Calculate the volume of the bubble at the surface

We will now apply the simplified Ideal Gas Law equation to find the volume at the surface \(V_2\): \(\frac{P_1V_1}{P_2V_2}=1\) Rearrange the formula to isolate \(V_2\): \(V_2 = \frac{P_1V_1}{P_2}\) Substitute the given pressures and initial volume: \(V_2 = \frac{405.3 \times 10^3 \mathrm{Pa} \times 5.24 \times 10^{-10} \mathrm{m^3}}{98 \times 10^3 \mathrm{Pa}}\) Now, calculate the value of \(V_2\): \(V_2 = 2.15 \times 10^{-9} \mathrm{m^3}\)

Convert the volume to cubic centimeters

The volume at the surface is given in cubic meters, but it is often more convenient to express it in cubic centimeters. To convert the volume from cubic meters to cubic centimeters, use the conversion factor: 1 \(\mathrm{m^3} = 10^6 \mathrm{cm^3}\) \(V_2 = 2.15 \times 10^{-9} \mathrm{m^3} \times 10^6 \mathrm{cm^3/m^3} = 2.15 \times 10^{-3} \mathrm{cm^3}\) The volume of the gas bubble when it reaches the surface of the lake is approximately 2.15 x 10^{-3} cubic centimeters.

Key concepts

Understanding Volume Calculation for a Bubble

In the problem, we start with calculating the initial volume of a gas bubble. The bubble is spherical, and its volume is determined using the formula for the volume of a sphere:
\[ V = \frac{4}{3}\pi r^3 \]where \( r \) is the radius. Initially, the given diameter of the bubble is \( 1.0 \text{ mm} \). To find the radius, we divide by 2, giving us \( 0.5 \text{ mm} \) or \( 0.5 \times 10^{-3} \text{ m} \) when converted to meters.

• Calculate the radius: Diameter/2
• Convert radius to meters for standard units
• Use sphere volume formula to find initial volume

Substitute the radius into the volume formula to calculate the initial volume, \( V_1 \), which yields \( 5.24 \times 10^{-10} \text{ m}^3 \).
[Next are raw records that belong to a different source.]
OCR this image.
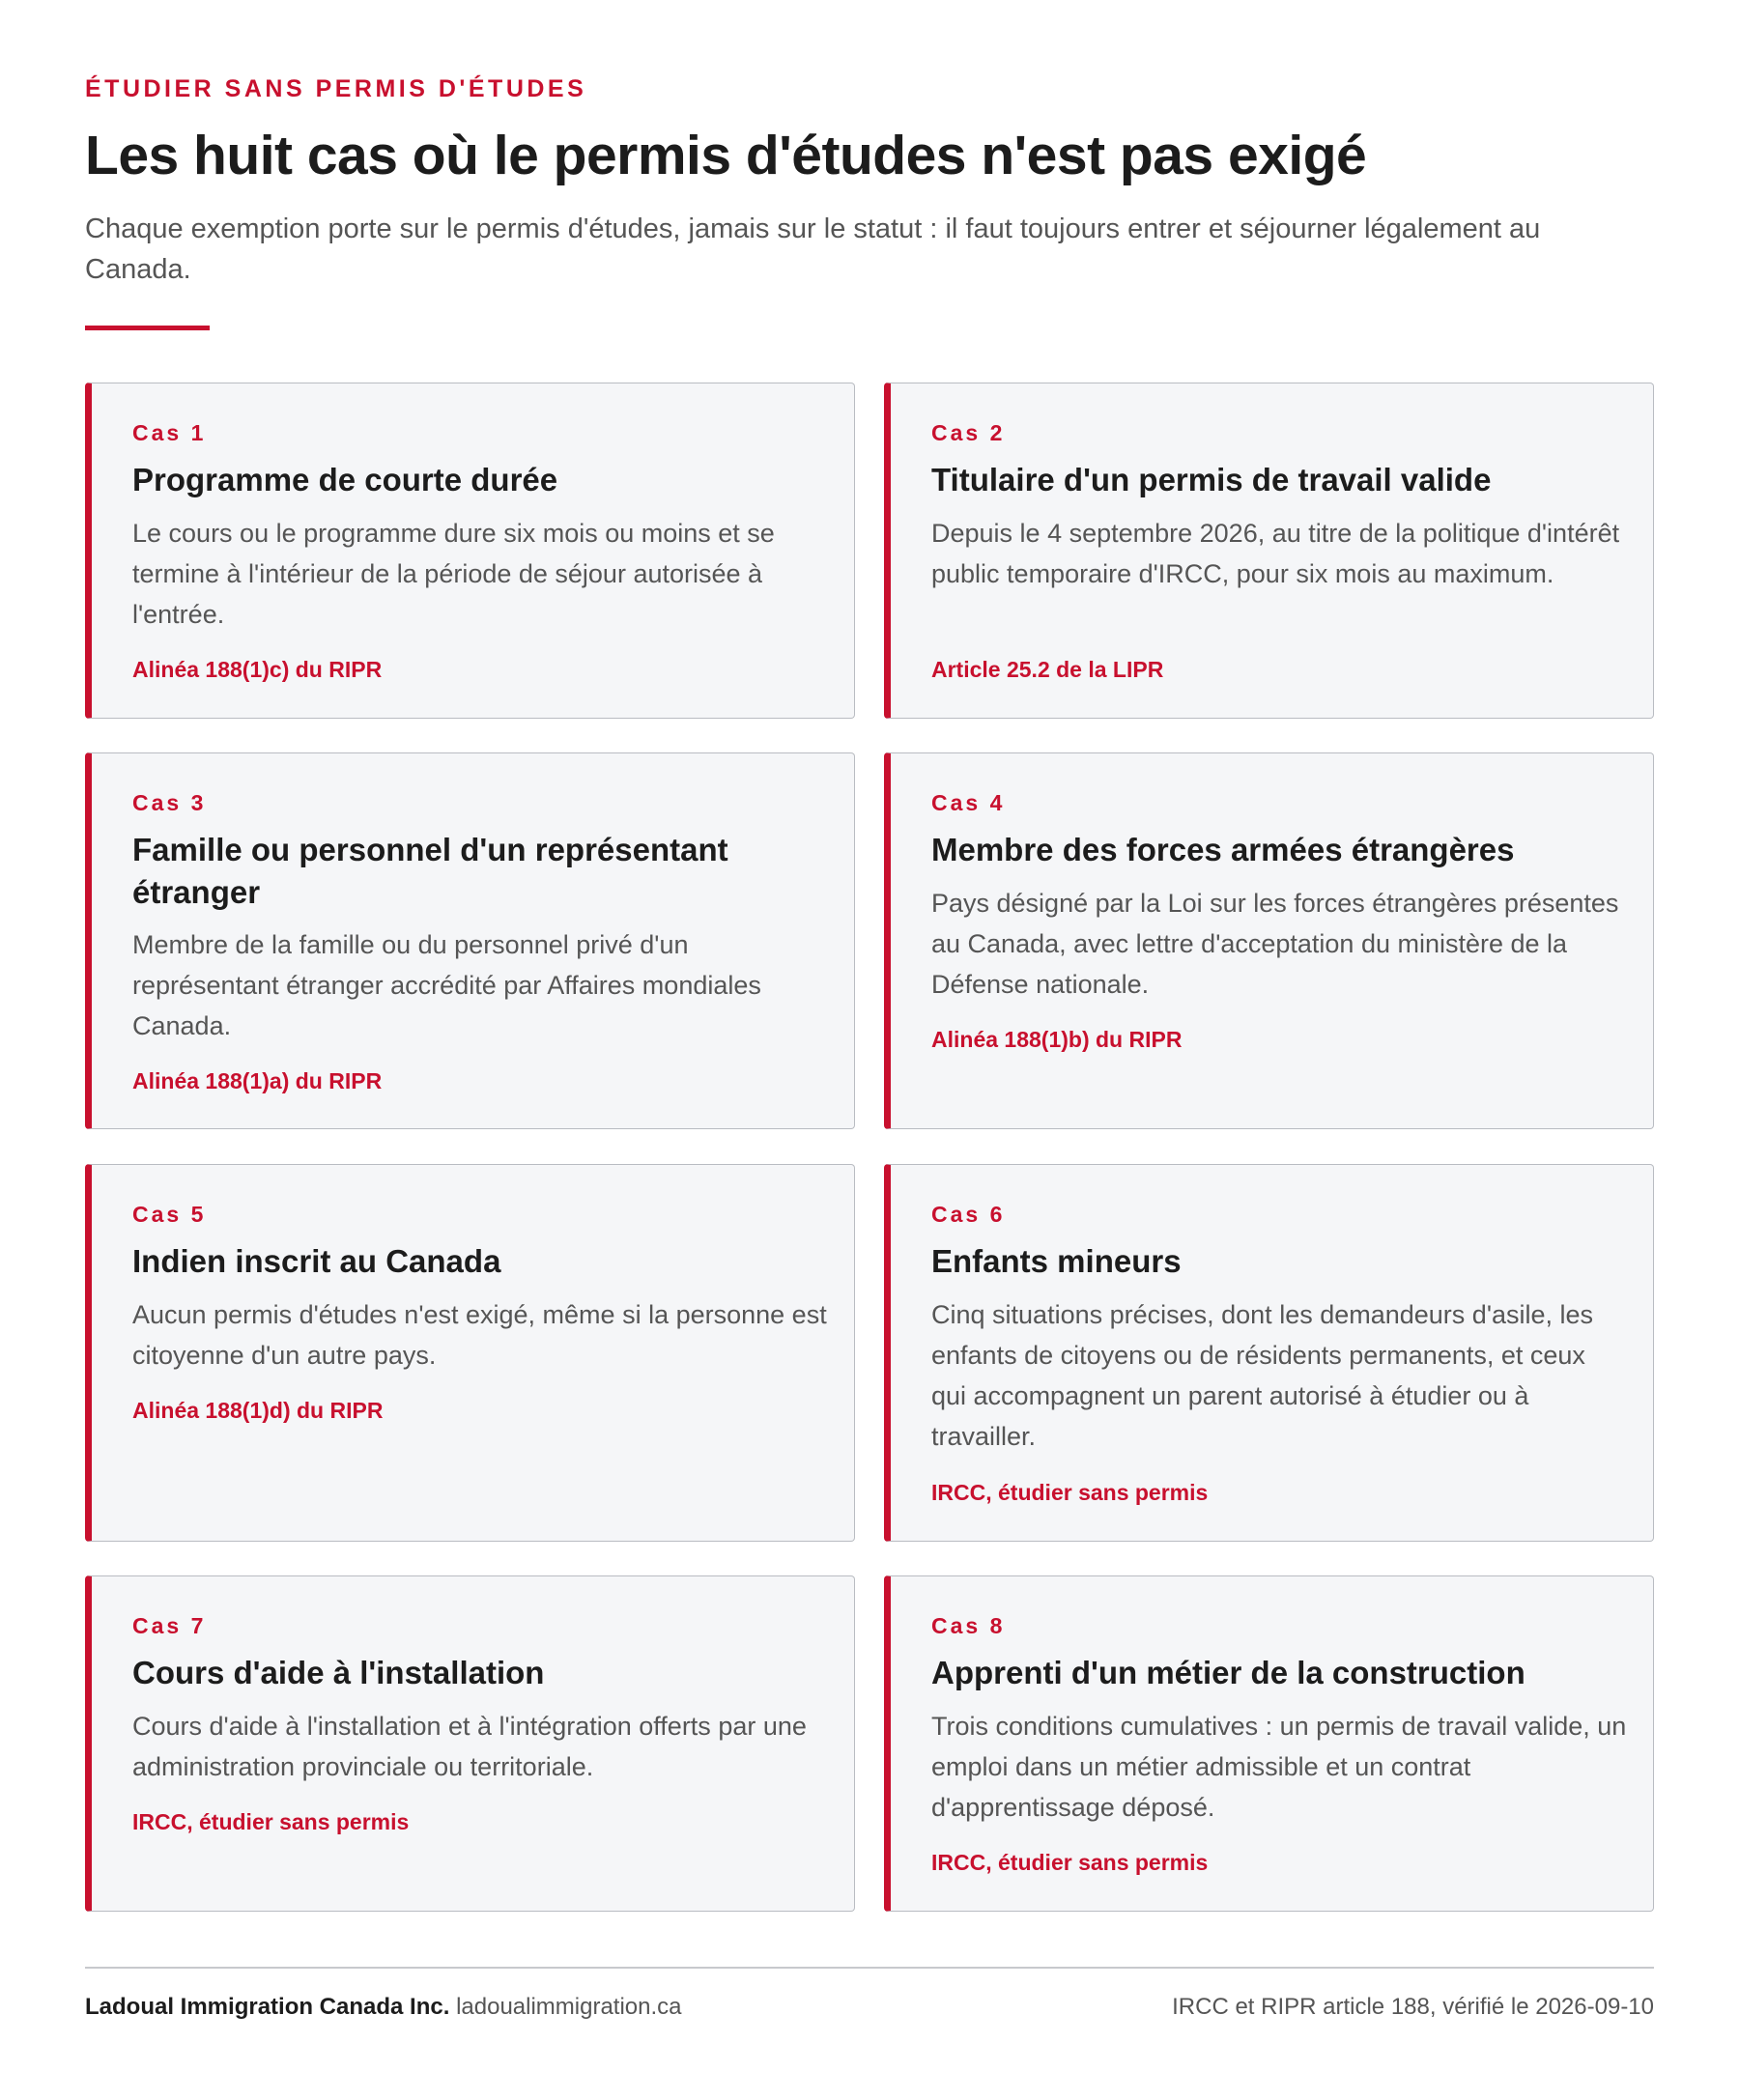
ÉTUDIER SANS PERMIS D'ÉTUDES
Les huit cas où le permis d'études n'est pas exigé

Chaque exemption porte sur le permis d'études, jamais sur le statut : il faut toujours entrer et séjourner légalement au Canada.

Cas 1
Programme de courte durée
Le cours ou le programme dure six mois ou moins et se termine à l'intérieur de la période de séjour autorisée à l'entrée.
Alinéa 188(1)c) du RIPR
Cas 2
Titulaire d'un permis de travail valide
Depuis le 4 septembre 2026, au titre de la politique d'intérêt public temporaire d'IRCC, pour six mois au maximum.
Article 25.2 de la LIPR
Cas 3
Famille ou personnel d'un représentant étranger
Membre de la famille ou du personnel privé d'un représentant étranger accrédité par Affaires mondiales Canada.
Alinéa 188(1)a) du RIPR
Cas 4
Membre des forces armées étrangères
Pays désigné par la Loi sur les forces étrangères présentes au Canada, avec lettre d'acceptation du ministère de la Défense nationale.
Alinéa 188(1)b) du RIPR
Cas 5
Indien inscrit au Canada
Aucun permis d'études n'est exigé, même si la personne est citoyenne d'un autre pays.
Alinéa 188(1)d) du RIPR
Cas 6
Enfants mineurs
Cinq situations précises, dont les demandeurs d'asile, les enfants de citoyens ou de résidents permanents, et ceux qui accompagnent un parent autorisé à étudier ou à travailler.
IRCC, étudier sans permis
Cas 7
Cours d'aide à l'installation
Cours d'aide à l'installation et à l'intégration offerts par une administration provinciale ou territoriale.
IRCC, étudier sans permis
Cas 8
Apprenti d'un métier de la construction
Trois conditions cumulatives : un permis de travail valide, un emploi dans un métier admissible et un contrat d'apprentissage déposé.
IRCC, étudier sans permis
Ladoual Immigration Canada Inc. ladoualimmigration.ca	IRCC et RIPR article 188, vérifié le 2026-09-10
Volume calculations are key, especially when dealing with spherical shapes like bubbles, because they tell us how much space an object occupies.

Exploring Pressure Changes for the Bubble

Pressure changes have a significant impact on the volume of gases. In this context, we're working with a gas bubble that rises from the bottom of a lake to the surface. At the bottom, the pressure is higher at \( 405.3 \text{ kPa} \), while at the surface pressure decreases to \( 98 \text{ kPa} \). As per the Ideal Gas Law,
\[ PV = nRT \]We can simplify it under constant temperature and gas quantity conditions to:
\[ \frac{P_1V_1}{P_2V_2}=1 \]where \( P_1 \) and \( P_2 \) are pressures at the bottom and surface, respectively, and \( V_1 \) and \( V_2 \) are the corresponding volumes.
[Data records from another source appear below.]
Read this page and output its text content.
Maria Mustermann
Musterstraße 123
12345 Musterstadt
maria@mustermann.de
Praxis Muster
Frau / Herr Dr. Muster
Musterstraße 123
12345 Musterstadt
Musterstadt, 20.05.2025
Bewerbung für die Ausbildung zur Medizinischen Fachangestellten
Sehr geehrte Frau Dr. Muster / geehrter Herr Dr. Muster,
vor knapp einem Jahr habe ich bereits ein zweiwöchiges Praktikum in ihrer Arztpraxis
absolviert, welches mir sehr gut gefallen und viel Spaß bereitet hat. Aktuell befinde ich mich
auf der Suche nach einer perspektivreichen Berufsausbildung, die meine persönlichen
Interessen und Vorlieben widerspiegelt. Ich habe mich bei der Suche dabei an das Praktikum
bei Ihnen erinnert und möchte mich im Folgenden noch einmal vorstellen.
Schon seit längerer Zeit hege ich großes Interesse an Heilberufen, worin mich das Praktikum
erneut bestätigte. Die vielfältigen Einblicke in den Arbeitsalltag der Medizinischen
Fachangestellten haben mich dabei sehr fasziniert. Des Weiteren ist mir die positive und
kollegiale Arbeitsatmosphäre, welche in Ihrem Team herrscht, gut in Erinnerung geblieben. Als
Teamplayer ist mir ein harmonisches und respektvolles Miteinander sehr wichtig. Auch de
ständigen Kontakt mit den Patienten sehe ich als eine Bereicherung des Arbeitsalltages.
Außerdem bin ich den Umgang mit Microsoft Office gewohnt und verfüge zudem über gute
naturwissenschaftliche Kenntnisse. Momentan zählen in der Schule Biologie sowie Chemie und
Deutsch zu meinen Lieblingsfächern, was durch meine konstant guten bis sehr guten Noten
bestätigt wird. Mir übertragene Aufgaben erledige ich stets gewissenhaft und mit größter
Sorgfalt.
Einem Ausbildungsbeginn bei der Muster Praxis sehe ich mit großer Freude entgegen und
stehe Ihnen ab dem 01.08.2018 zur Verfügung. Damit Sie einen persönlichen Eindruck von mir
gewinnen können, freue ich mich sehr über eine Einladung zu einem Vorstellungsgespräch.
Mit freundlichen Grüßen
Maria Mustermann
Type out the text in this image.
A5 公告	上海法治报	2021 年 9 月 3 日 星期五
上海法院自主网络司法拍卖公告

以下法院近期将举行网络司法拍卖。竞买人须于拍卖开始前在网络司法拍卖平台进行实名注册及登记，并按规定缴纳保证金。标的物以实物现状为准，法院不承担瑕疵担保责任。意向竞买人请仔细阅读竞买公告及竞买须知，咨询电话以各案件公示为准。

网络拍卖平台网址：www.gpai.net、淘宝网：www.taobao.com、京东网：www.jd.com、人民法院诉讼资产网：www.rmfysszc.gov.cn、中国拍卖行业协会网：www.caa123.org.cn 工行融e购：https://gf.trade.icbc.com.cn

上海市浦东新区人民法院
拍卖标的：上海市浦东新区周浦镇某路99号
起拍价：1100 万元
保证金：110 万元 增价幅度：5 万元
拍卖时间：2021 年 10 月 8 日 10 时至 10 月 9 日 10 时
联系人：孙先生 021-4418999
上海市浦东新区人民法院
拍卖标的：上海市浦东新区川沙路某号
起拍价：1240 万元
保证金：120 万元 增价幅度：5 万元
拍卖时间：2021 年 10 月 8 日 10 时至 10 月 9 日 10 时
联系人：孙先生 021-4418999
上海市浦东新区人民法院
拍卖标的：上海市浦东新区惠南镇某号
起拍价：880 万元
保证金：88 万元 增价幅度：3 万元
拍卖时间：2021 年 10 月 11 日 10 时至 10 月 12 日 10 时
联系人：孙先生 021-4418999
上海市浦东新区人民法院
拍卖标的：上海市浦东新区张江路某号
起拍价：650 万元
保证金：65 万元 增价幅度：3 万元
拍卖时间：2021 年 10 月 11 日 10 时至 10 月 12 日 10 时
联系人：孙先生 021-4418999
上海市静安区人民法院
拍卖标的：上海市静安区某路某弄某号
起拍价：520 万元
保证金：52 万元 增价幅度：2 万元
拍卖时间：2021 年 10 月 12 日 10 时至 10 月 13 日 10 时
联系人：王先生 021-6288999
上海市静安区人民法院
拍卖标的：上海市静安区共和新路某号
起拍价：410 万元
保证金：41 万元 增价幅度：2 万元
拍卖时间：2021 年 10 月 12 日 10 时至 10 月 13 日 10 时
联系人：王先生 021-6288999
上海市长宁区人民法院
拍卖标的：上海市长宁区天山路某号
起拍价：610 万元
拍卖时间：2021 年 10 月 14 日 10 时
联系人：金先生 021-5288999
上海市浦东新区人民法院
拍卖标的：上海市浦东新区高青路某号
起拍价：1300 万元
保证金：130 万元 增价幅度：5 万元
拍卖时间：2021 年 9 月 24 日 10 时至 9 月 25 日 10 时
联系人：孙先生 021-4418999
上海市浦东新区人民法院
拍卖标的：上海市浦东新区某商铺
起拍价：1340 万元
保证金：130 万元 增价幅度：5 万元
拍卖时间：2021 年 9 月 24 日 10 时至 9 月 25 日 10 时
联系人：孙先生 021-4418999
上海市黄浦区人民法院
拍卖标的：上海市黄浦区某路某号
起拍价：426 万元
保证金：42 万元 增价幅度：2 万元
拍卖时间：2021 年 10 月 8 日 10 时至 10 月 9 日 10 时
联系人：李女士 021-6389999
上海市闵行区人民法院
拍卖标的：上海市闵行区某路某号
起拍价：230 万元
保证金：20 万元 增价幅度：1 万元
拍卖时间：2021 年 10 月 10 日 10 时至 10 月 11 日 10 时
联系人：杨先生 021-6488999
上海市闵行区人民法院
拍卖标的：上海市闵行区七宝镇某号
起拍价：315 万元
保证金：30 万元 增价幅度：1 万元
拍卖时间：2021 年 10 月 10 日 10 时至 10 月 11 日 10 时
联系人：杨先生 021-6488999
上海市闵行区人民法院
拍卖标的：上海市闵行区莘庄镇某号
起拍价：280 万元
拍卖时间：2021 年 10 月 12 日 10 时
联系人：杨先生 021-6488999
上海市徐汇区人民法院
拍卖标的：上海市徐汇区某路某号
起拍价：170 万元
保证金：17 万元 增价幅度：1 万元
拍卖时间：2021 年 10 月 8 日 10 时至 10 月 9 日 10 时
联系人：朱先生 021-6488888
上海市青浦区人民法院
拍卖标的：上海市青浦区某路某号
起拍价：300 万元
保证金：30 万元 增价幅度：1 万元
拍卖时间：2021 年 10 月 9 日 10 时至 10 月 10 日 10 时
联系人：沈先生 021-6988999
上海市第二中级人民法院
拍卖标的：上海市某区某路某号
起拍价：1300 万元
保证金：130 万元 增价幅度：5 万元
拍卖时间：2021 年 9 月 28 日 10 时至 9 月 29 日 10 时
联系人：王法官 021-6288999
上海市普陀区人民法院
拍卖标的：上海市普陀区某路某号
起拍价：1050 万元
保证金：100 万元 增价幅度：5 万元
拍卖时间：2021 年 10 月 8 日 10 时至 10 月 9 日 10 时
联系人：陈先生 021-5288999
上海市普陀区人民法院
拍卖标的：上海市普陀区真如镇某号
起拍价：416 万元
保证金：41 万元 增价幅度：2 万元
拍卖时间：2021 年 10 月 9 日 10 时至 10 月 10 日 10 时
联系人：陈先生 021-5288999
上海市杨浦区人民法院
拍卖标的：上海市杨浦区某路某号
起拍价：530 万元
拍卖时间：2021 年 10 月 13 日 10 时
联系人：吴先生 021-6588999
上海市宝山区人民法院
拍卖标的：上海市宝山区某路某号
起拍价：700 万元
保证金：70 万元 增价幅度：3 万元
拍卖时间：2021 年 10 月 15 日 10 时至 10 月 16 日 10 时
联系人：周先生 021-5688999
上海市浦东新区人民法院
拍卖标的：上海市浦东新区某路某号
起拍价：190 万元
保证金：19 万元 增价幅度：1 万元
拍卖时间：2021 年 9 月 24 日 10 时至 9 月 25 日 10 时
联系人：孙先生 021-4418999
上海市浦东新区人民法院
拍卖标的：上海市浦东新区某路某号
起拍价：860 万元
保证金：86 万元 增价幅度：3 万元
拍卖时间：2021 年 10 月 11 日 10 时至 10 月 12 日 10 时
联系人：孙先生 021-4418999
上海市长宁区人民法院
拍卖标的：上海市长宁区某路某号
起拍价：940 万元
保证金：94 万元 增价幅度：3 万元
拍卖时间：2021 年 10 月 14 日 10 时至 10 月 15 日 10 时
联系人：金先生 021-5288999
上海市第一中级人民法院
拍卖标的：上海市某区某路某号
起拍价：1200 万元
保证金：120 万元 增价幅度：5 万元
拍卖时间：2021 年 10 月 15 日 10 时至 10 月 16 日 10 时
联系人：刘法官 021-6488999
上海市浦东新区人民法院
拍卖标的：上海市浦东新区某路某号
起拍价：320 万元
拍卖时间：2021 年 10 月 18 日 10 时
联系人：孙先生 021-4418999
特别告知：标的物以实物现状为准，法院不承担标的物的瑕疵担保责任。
• Recognize pressure decrease from bottom to surface
• Utilize Ideal Gas Law with simplified assumptions
• Correlate pressure decrease with volume increase of bubble

As pressure decreases, the volume of the bubble increases in response. This is a classic illustration of Boyle's Law which states that the volume of a gas is inversely proportional to its pressure under constant temperature.

The Journey and Expansion of the Gas Bubble

A gas bubble's life underwater is influenced by pressure and its state of expansion. When the bubble is at the lake's depth, it experiences high pressure leading to its smaller volume.
As the bubble ascends, reduced pressure allows the bubble to expand increasing its volume. This is calculated using the simplified Ideal Gas Law. Initially, the bubble's volume is \( 5.24 \times 10^{-10} \text{ m}^3 \) at the bottom of the lake, and it reaches approximately \( 2.15 \times 10^{-9} \text{ m}^3 \) by the time it surfaces.

• Bubble's volume increase aligns with pressure decrease
• Calculating volume at different points highlights gas expansion
• Convert final volume to more convenient units

This calculated journey, dictated by volume and pressure dynamics, reinforces fundamental gas law principles and serves as a simple yet powerful example of gas behavior in variable pressure environments such as underwater.